Comment lutter de la façon la plus efficace possible quand les solutions préconisées par les climatologues peuvent avoir des conséquences négatives pour les écologues ? Les exemples foisonnent, les dilemmes aussi. « Le GIEC nous dit à juste titre qu’il faut réduire les gaz à effet de serre, ce qui implique entre autres de diminuer drastiquement la consommation de viande rouge, une décision qui peut aboutir à limiter les zones d’élevage, et donc la biodiversité qu’elles génèrent. Si on transformait le Jura en un vaste champ de blé, la perte de biodiversité serait considérable ! », pointe Patrick Giraudoux. De même « qu’on ne peut pas faire pousser des carottes sur le plateau tibétain », il serait impossible, pour des raisons climatiques, de cultiver durablement certaines zones au Sahel. De plus, « une monoculture végétale intensive, qui plus est en agriculture conventionnelle, impose le plus souvent le recours à des phytosanitaires qui ont un effet sur la santé des hommes et des animaux », poursuit le scientifique. Sans compter les conséquences économiques dramatiques pour les populations. Il faut donc trouver des solutions « qui, tout en étant bénéfiques pour la biodiversité, le seront aussi sur les autres fronts, sans créer des effets collatéraux négatifs », complète Sandra Lavorel.

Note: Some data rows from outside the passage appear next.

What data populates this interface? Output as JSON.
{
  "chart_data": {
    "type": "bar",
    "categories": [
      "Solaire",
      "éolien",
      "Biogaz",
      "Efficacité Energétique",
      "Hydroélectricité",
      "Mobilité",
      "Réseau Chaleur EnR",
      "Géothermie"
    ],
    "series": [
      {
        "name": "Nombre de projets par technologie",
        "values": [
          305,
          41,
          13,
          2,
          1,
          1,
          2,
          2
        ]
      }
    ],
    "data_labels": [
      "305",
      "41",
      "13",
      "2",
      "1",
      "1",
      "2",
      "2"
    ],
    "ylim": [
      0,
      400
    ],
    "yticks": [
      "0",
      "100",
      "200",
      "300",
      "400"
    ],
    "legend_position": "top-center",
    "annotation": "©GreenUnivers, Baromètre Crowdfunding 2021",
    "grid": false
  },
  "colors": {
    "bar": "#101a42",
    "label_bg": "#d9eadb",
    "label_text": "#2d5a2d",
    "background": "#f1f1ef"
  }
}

Pas simple, on s’en doute. C’est pourtant ce à quoi se sont attelés les scientifiques qui ont évalué à l’aune de la littérature scientifique et des données connues à ce jour quelque 70 « options de réponse » dans 10 grandes catégories d’actions comme « conserver et stopper la conversion des écosystèmes intacts » ou « consommer de manière durable », ou encore « réduire la pollution et les déchets ». Objectif : « donner la combinaison la plus positive possible pour l'ensemble des domaines », indique Serge Morand.
Pour conserver les écosystèmes, par exemple, une gestion intégrée des paysages terrestres et marins, qui protège la mer autant que la terre, permet de lutter à la fois contre les effets du changement climatique, de préserver l’eau, d’assurer l’alimentation, la santé et de limiter la perte de biodiversité. En revanche, la mise en place d’une infrastructure de stockage de l'eau comporte des avantages pour lutter contre les pénuries d’eau, mais peut avoir un impact sur la santé en favorisant des organismes vecteurs de maladies virales ou du paludisme ou la propagation d’espèces invasives.

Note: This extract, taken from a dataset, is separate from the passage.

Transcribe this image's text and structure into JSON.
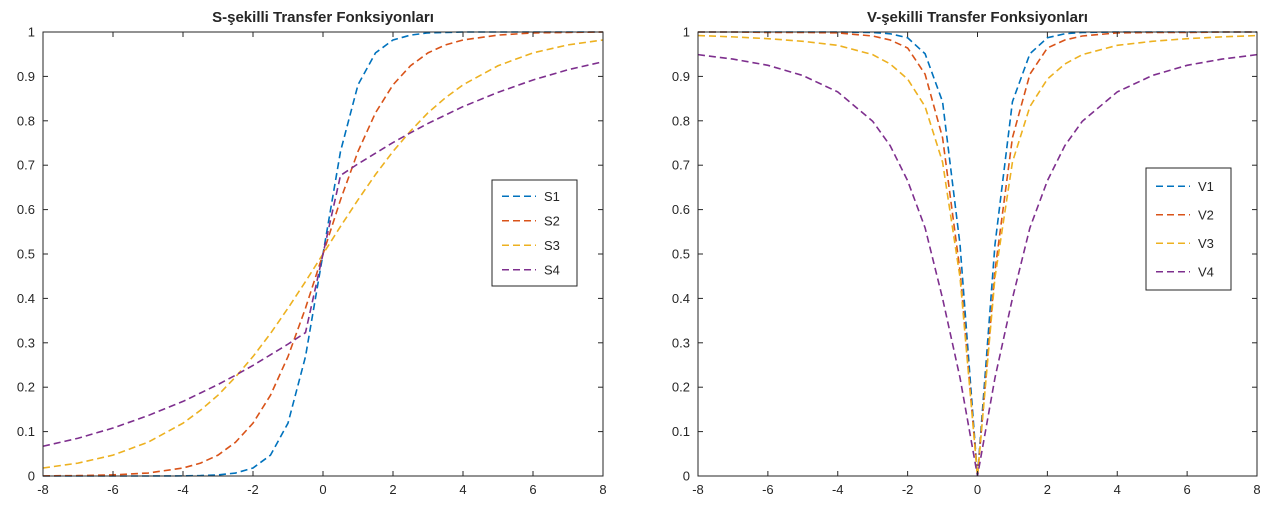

Ce rapport, qui se veut un rapport des solutions, a-t-il quelque chance d’être traduit en actions ? Les scientifiques experts de l’IPBES, qui sont aussi des chercheurs et chercheuses de terrain, en sont persuadés. « Les administrations locales, les villes, sont prêtes à adopter ce type de démarche. Elles souffrent du cloisonnement des décisions et des actions », assure Serge Morand, convaincu que « les questions de biodiversité comme les questions environnementales en général, ne se règleront pas par des décisions venues d’en haut ». A l’appui, il cite l’expérience acquise via l’initiative « One health » basée sur une vision intégrée de la santé humaine, animale, des plantes et des écosystèmes adoptée par un réseau de 9 villes européennes dont Lyon et Strasbourg au sein du programme URBACT « One Health 4 cities ». Une vision partagée par Patrick Giraudoux qui indique avoir été sollicité à de nombreuses reprises par des Agences Régionales de Santé qui ont demandé à être formées à cette approche.
Ni « recettes » ni « solutions prêtes à l’emploi », le rapport fournit à tous les décideurs une information scientifique solide et éprouvée, assure Sandra Lavorel. Sur le terrain de la biodiversité, entre scientifiques et politiques, le dialogue est ouvert.